46 Responses to “I founded a Momentum branch – but will be supporting Owen Smith”

  1. Paula

    Corbyn is our leader – Smith is just another career politician who will flip flop to try to win votes – who knows what he really believes – Smith would be returning to the old style of politics – whereas Jeremy symbolises a change in politics – no we can’t jump ship at the start of this journey – stick with Corbyn for the possibility of real change.

  2. Time for Change

    It’s obvious that Rachel’s main reason for jumping ship is her involvement with Hinckley Nuclear Power Plant. You are deluded if you believe that it’s in Britains interest to do some dodgy deal with the Chinese government and French EDF Energy. Not only will this be an enormous financial burden to the UK – eventually producing some of the world’s most expensive electricity – but the very serious issues regarding national security and nuclear waste disposal are terrifyingly overlooked.
    The jobs you talk about could be created by the training and development of a sustainable energy policy. This has enormous potential for the UK, and is incredibly ignored. Renewable energy policy is the way forward..and future generations will thank us all for it. They will hate us if we continue down the dangerous and expensive road to nuclear power.

  3. Max Tasker

    If Corbyn is so unpopular in Wales then how come Most of the CLP’s have nominated Him. Something you seem to have ignored

  4. david ingram

    Yes, the issue is the credibility of JC. Owen Smith has grab hold of Jeremy’s coat tail for policy (or perhaps he hasnt) I just havent heard much about him in the past. If he is only been supported as the alternative candidate because ‘he could win an election’ where is the evidence? His performance so far hasn’t impressed and I wouldn’t give him my vote. Corbyn however does need to offer a more positive leadership and remember that many of us supported him because we were fed up with the leadership style that lost us 2 elections. He has made a good start in making us think about where we want to be. That does not mean inside a Corbyn Bubble. .One of his recent claims was to be critical of Tom Watsons views on entryism, implying there is none because there are not 300K trots in the country. Maybe not, but if he remembers the 80’s he will remember it only needs a few in a lot of constituencies to do a lot of damage and gain a lot of control. JC still has to remember the Labour Party is still a broad church and he will not become PM by advocating a philosophy that is unacceptable or not understood by the large proportion of the electorate. The Labour Party as a whole has to determine its Policy through Annual Conference and everyone, members and the Parliamentary Party have to accept that policy, and then campaign and persuade the electorate that it is the right policy for the Nation. Then Labour can be returned to Govern.

  5. Paul

    I find the Welsh perspective interesting.

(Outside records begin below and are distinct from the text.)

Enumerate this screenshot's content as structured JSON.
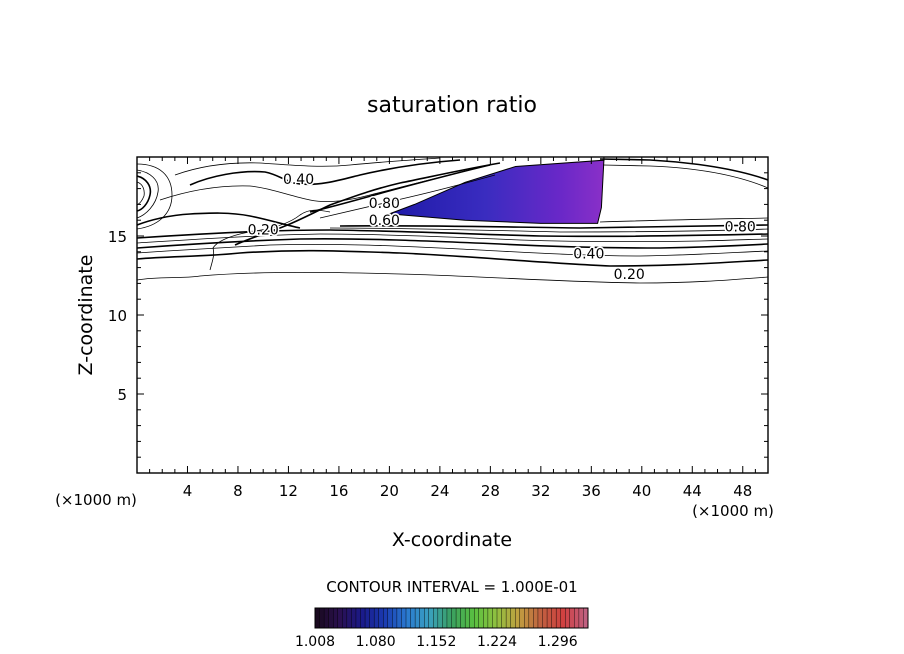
{
  "chart_data": {
    "type": "heatmap",
    "title": "saturation ratio",
    "xlabel": "X-coordinate",
    "ylabel": "Z-coordinate",
    "x_unit": "(×1000 m)",
    "y_unit": "(×1000 m)",
    "xlim": [
      0,
      50
    ],
    "ylim": [
      0,
      20
    ],
    "x_ticks": [
      4,
      8,
      12,
      16,
      20,
      24,
      28,
      32,
      36,
      40,
      44,
      48
    ],
    "y_ticks": [
      5,
      10,
      15
    ],
    "contour_interval_text": "CONTOUR INTERVAL = 1.000E-01",
    "contour_labels": [
      {
        "text": "0.40",
        "x": 12.8,
        "z": 18.6
      },
      {
        "text": "0.20",
        "x": 10.0,
        "z": 15.4
      },
      {
        "text": "0.80",
        "x": 19.6,
        "z": 17.1
      },
      {
        "text": "0.60",
        "x": 19.6,
        "z": 16.0
      },
      {
        "text": "0.80",
        "x": 47.8,
        "z": 15.6
      },
      {
        "text": "0.40",
        "x": 35.8,
        "z": 13.9
      },
      {
        "text": "0.20",
        "x": 39.0,
        "z": 12.6
      }
    ],
    "contour_levels": [
      0.1,
      0.2,
      0.3,
      0.4,
      0.5,
      0.6,
      0.7,
      0.8,
      0.9
    ],
    "shaded_region": {
      "description_level": "saturation ratio > 1.0",
      "vertices": [
        [
          20,
          16.4
        ],
        [
          22,
          17.0
        ],
        [
          26,
          18.4
        ],
        [
          30,
          19.4
        ],
        [
          37,
          19.8
        ],
        [
          36.8,
          16.8
        ],
        [
          36.5,
          15.8
        ],
        [
          32,
          15.8
        ],
        [
          26,
          16.0
        ],
        [
          20,
          16.4
        ]
      ]
    },
    "colorbar": {
      "min": 1.008,
      "max": 1.332,
      "tick_labels": [
        "1.008",
        "1.080",
        "1.152",
        "1.224",
        "1.296"
      ],
      "colors": [
        "#1a0a20",
        "#2a1050",
        "#1a1a8a",
        "#1a3ab0",
        "#2a7ad0",
        "#3aa0c0",
        "#3aa060",
        "#5ac040",
        "#90c040",
        "#c0a040",
        "#c06040",
        "#d04040",
        "#c06080"
      ]
    },
    "grid": false
  }
}
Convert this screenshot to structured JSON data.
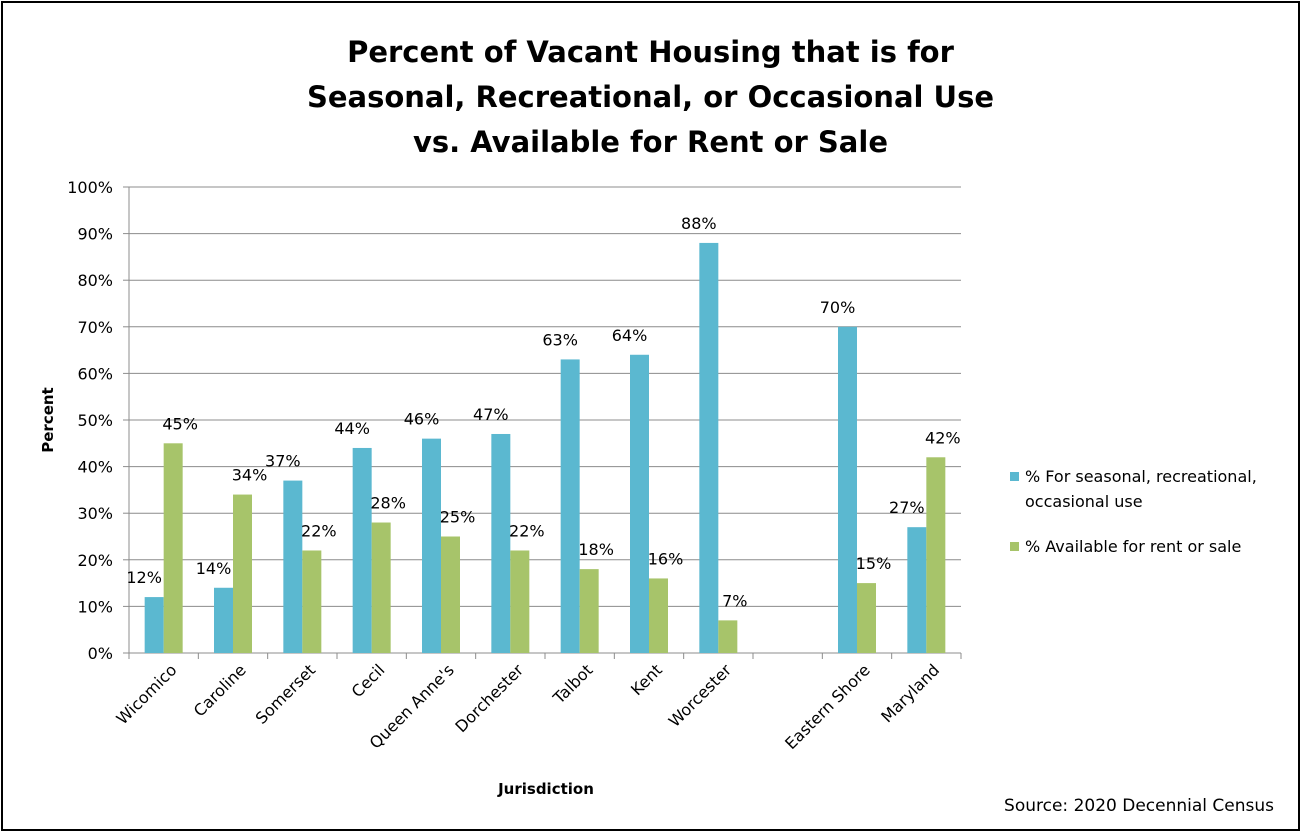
{
  "chart_data": {
    "type": "bar",
    "title_lines": [
      "Percent of Vacant Housing that is for",
      "Seasonal, Recreational, or Occasional Use",
      "vs. Available for Rent or Sale"
    ],
    "xlabel": "Jurisdiction",
    "ylabel": "Percent",
    "ylim": [
      0,
      100
    ],
    "yticks": [
      "0%",
      "10%",
      "20%",
      "30%",
      "40%",
      "50%",
      "60%",
      "70%",
      "80%",
      "90%",
      "100%"
    ],
    "grid": true,
    "legend_position": "right",
    "categories": [
      "Wicomico",
      "Caroline",
      "Somerset",
      "Cecil",
      "Queen Anne's",
      "Dorchester",
      "Talbot",
      "Kent",
      "Worcester",
      "",
      "Eastern Shore",
      "Maryland"
    ],
    "series": [
      {
        "name": "% For seasonal, recreational, occasional use",
        "legend_lines": [
          "% For seasonal, recreational,",
          "occasional use"
        ],
        "color": "#5bb8d0",
        "values": [
          12,
          14,
          37,
          44,
          46,
          47,
          63,
          64,
          88,
          null,
          70,
          27
        ],
        "labels": [
          "12%",
          "14%",
          "37%",
          "44%",
          "46%",
          "47%",
          "63%",
          "64%",
          "88%",
          "",
          "70%",
          "27%"
        ]
      },
      {
        "name": "% Available for rent or sale",
        "legend_lines": [
          "% Available for rent or sale"
        ],
        "color": "#a7c46a",
        "values": [
          45,
          34,
          22,
          28,
          25,
          22,
          18,
          16,
          7,
          null,
          15,
          42
        ],
        "labels": [
          "45%",
          "34%",
          "22%",
          "28%",
          "25%",
          "22%",
          "18%",
          "16%",
          "7%",
          "",
          "15%",
          "42%"
        ]
      }
    ]
  },
  "source_note": "Source: 2020 Decennial Census"
}
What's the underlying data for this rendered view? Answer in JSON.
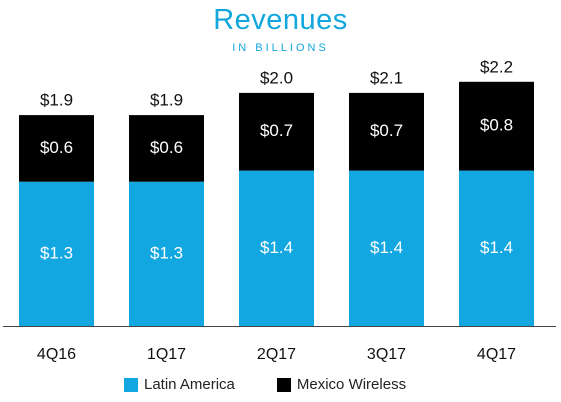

    My part of the U.K. (not if Mr Corbyn can help it) along with Wales has the highest concentration of Trade Union membership. Neck and neck, but according to official stats Northern Ireland is the only region where membership is growing.

    Contrast this with Labours approach. Northern Ireland residents were denied membership rights until the early 2000s. Labour only changed policy after the threat of legal action. They didn’t want the embarrassment of defending a discrimination case sponsored by the GMB.

    But they didn’t embrace change and they barred Northern Ireland members from standing in elections as Labour members.
    A policy endorsed by Mr Corbyn and Mr Smyth. So much for political justice. Northern Ireland has experienced the Corbyn effect and bizarrely a CLP meeting voted to back him (6% turnout)

    Mr. Corbyn is undeniably unfit to be lead. Getting people fired up is one thing, delivery is another. How many new members are fans rather than actual members? Smith on the other hand is uninspiring.

    Labour needs someone to put fire in its belly. Someone who can relate to most people rather than someone who has just read about it.